Feeling down from time to time is a natural part of life, but when emotions such as hopelessness and despair take hold and just won’t go away, we may have depression. Depression is more than just sadness in response to life’s struggles and setbacks; it changes how we think, feel, and function in daily activities. It can interfere with our ability to work, study, eat, sleep, and enjoy life. Trying to get through the day can be overwhelming. 
Depression is relatively common. In fact, depression is the leading cause of disability in the United States among people ages 15 – 44 (NIMH). There is a range of symptoms from feelings of anger to apathy or emptiness and hopelessness. Left untreated, depression can become a serious health condition. Feelings of helplessness and hopelessness are symptoms of depression and part of our perception, not the reality of our situation.
Depression is not just a feeling of sadness that can diminish over time, but a condition that can endure for weeks, months, or even years.

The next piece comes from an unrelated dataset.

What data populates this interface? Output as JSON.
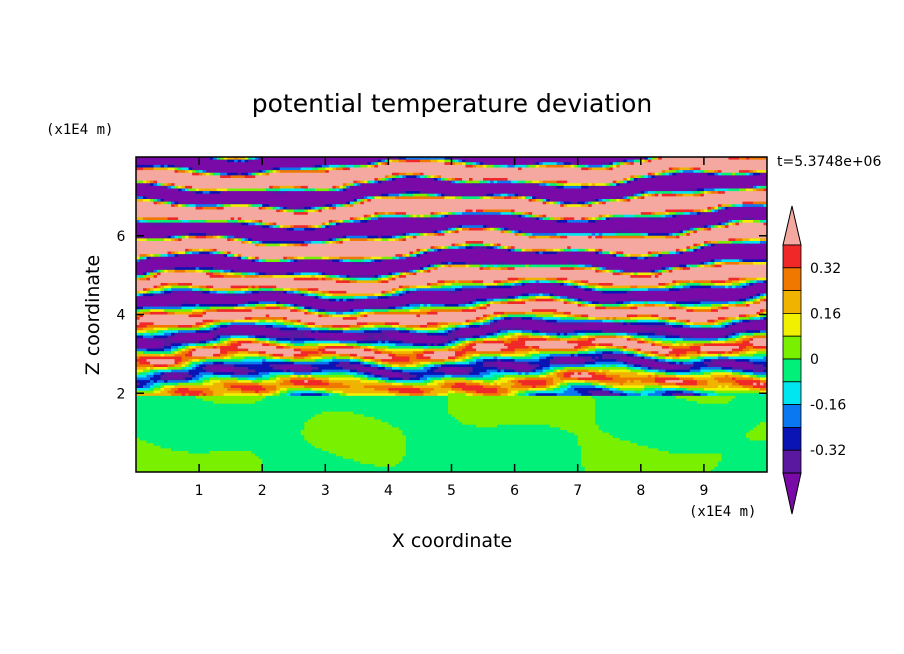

Symptoms of depression include:

  • Unusually sad mood
  • Lack of energy and tiredness or restlessness
  • Feelings of hopelessness and helplessness
  • Feelings of guilt (harsh criticism for perceived faults or mistakes)
  • Difficulty with focus or making decisions
  • Moving slower than usual or becoming unable to settle down well
  • Low distress tolerance (having irritability or feeling agitation or anger)
  • Insomnia (difficulty falling or staying asleep) or hypersomnia (sleeping too much)
  • Changes in appetite or weight (either too much or too little)
  • Suicidal ideation (having thoughts of death often)

Research suggests there is a biological link between anxiety and depression. Depression and anxiety disorders are different, but people with depression often experience symptoms similar to those of an anxiety disorder, such as nervousness, irritability, and problems sleeping and concentrating. But each disorder has its own causes and its own emotional and behavioral symptoms.
Many people who develop depression have a history of an anxiety disorder earlier in life. There is no evidence one disorder causes the other, but there is clear evidence that many people suffer from both disorders.
Symptoms represent a significant change from previous functioning. Social, occupational, educational, or other important functioning is also impacted. For instance, we might start missing work or school, or stop going to classes or other usual social activities. Risk factors for depression include:

 Loneliness and isolation
 Marital or relationship problems
 Recent stressful life experiences 
 Chronic illness or pain
 Family history of depression
 Early childhood trauma and abuse
 Alcohol or drug abuse


Depression often varies according to age and gender, with symptoms differing between men and women, or young people and older adults. There are different types of depression and, while defining the severity can be complicated, knowing what type of depression we might have can help us better manage the symptoms to get the most effective treatment possible.

We can learn to cope with depression. I encourage clients to reach out to friends and loved ones, even if we feel like a burden to others of feel alone because isolation fuels depression. The simple act of talking to someone about our feelings can be an immense help. Effective treatment for depression means talking to a therapist. Therapists will listen in a neutral, objective, non-judgmental way and help provide skills to help reframe some of the perceptions that might lead us to feeling down. Through the therapeutic relationship, we can gain trust and insight to battle what comes next and feel more confident to cope with, and change, the past messages we have told ourselves that keep us feeling stuck.